Update (1/31/24): Following publication of this article, Patrick Casey’s channel is no longer available on YouTube, and the platform confirmed to Media Matters that it removed his channel.
YouTube has allowed notorious white nationalist Patrick Casey — who led a group that helped organize the 2017 “Unite the Right” gathering in Charlottesville, Virginia — to stream on the platform and monetize his content. Media Matters found that Casey has earned revenue on the platform from both ads that have appeared on his videos and through the “Super Chat” feature, which has garnered over $1,000 in contributions from viewers. YouTube takes a cut from both.

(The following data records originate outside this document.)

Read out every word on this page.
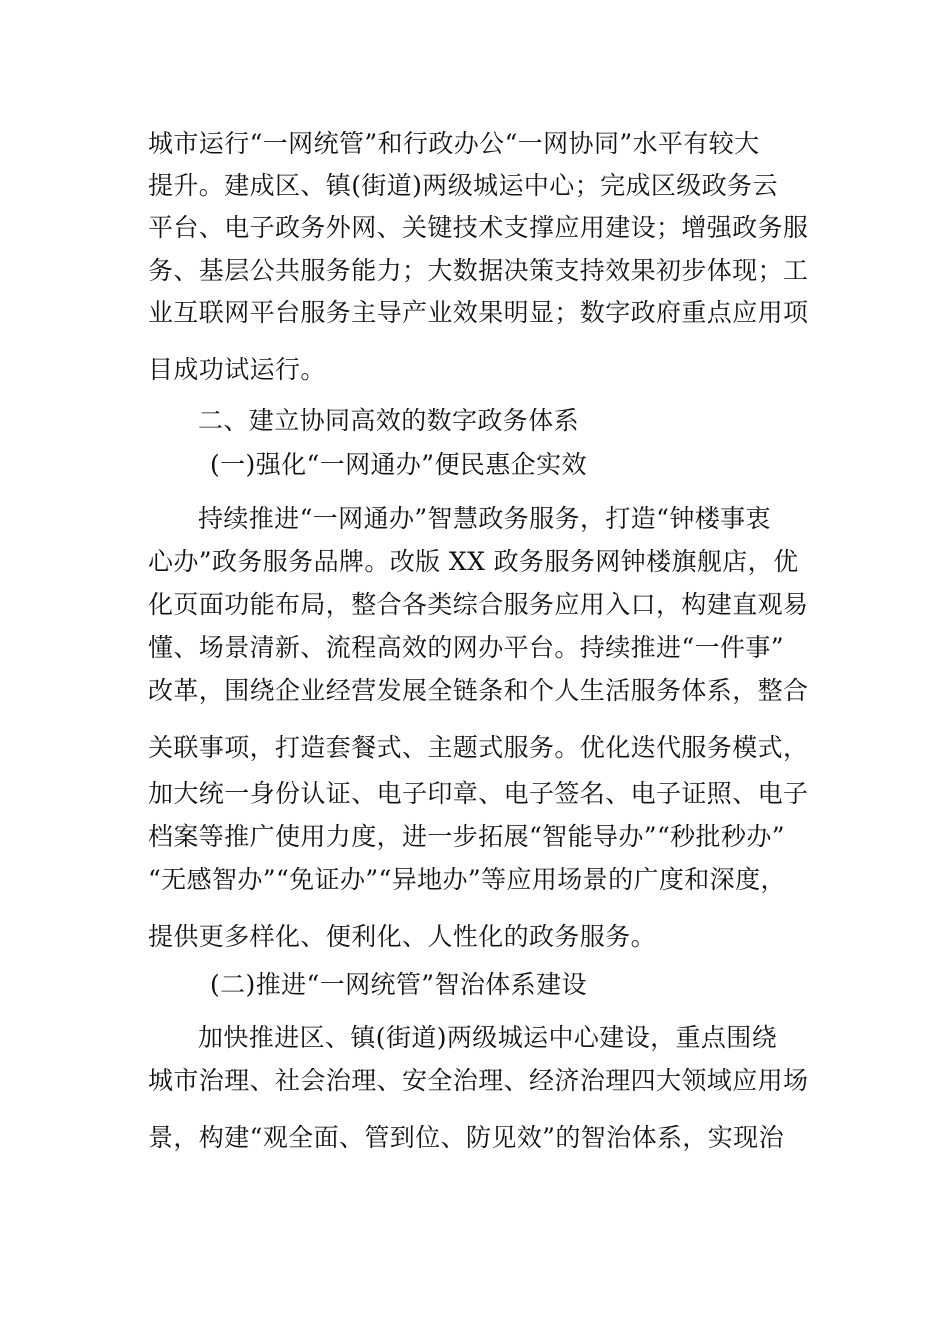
城市运行“一网统管”和行政办公“一网协同”水平有较大
提升。建成区、镇(街道)两级城运中心；完成区级政务云
平台、电子政务外网、关键技术支撑应用建设；增强政务服
务、基层公共服务能力；大数据决策支持效果初步体现；工
业互联网平台服务主导产业效果明显；数字政府重点应用项
目成功试运行。
二、建立协同高效的数字政务体系
(一)强化“一网通办”便民惠企实效
持续推进“一网通办”智慧政务服务，打造“钟楼事衷
心办”政务服务品牌。改版 XX 政务服务网钟楼旗舰店，优
化页面功能布局，整合各类综合服务应用入口，构建直观易
懂、场景清新、流程高效的网办平台。持续推进“一件事”
改革，围绕企业经营发展全链条和个人生活服务体系，整合
关联事项，打造套餐式、主题式服务。优化迭代服务模式，
加大统一身份认证、电子印章、电子签名、电子证照、电子
档案等推广使用力度，进一步拓展“智能导办”“秒批秒办”
“无感智办”“免证办”“异地办”等应用场景的广度和深度，
提供更多样化、便利化、人性化的政务服务。
(二)推进“一网统管”智治体系建设
加快推进区、镇(街道)两级城运中心建设，重点围绕
城市治理、社会治理、安全治理、经济治理四大领域应用场
景，构建“观全面、管到位、防见效”的智治体系，实现治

Casey previously led the white nationalist organization Identity Evropa, which helped organize the “Unite the Right” rally, a 2017 white nationalist gathering that resulted in the killing of a counter-protester. (Identity Evropa was later renamed the American Identity Movement and has since disbanded.) According to Ignite The Right, which HuffPost described as a group with an “extensive database of every single white supremacist who has allegedly been identified as attending the Charlottesville rally,” Casey himself attended the “Unite the Right” gathering. He was also previously affiliated with fellow white nationalist Nick Fuentes, and was subpoenaed by the House January 6 Committee for connections to the January 6 insurrection.
Since late 2019, Casey has run a YouTube channel featuring what he calls “commentary from a dissident right perspective.” YouTube has previously penalized the channel for hate speech and medical misinformation, but the channel is still currently active, with Casey streaming regularly.
Casey’s YouTube channel is also monetized, with ads featured on videos that have titles such as “The Consequences of Diversity,” “Debate: Race, Ethnicity, and Religion,” and “The Hidden History of Affirmative Action” and contain interviews with white nationalists and Holocaust deniers like Sean Last, Ron Unz, and Steve Sailer.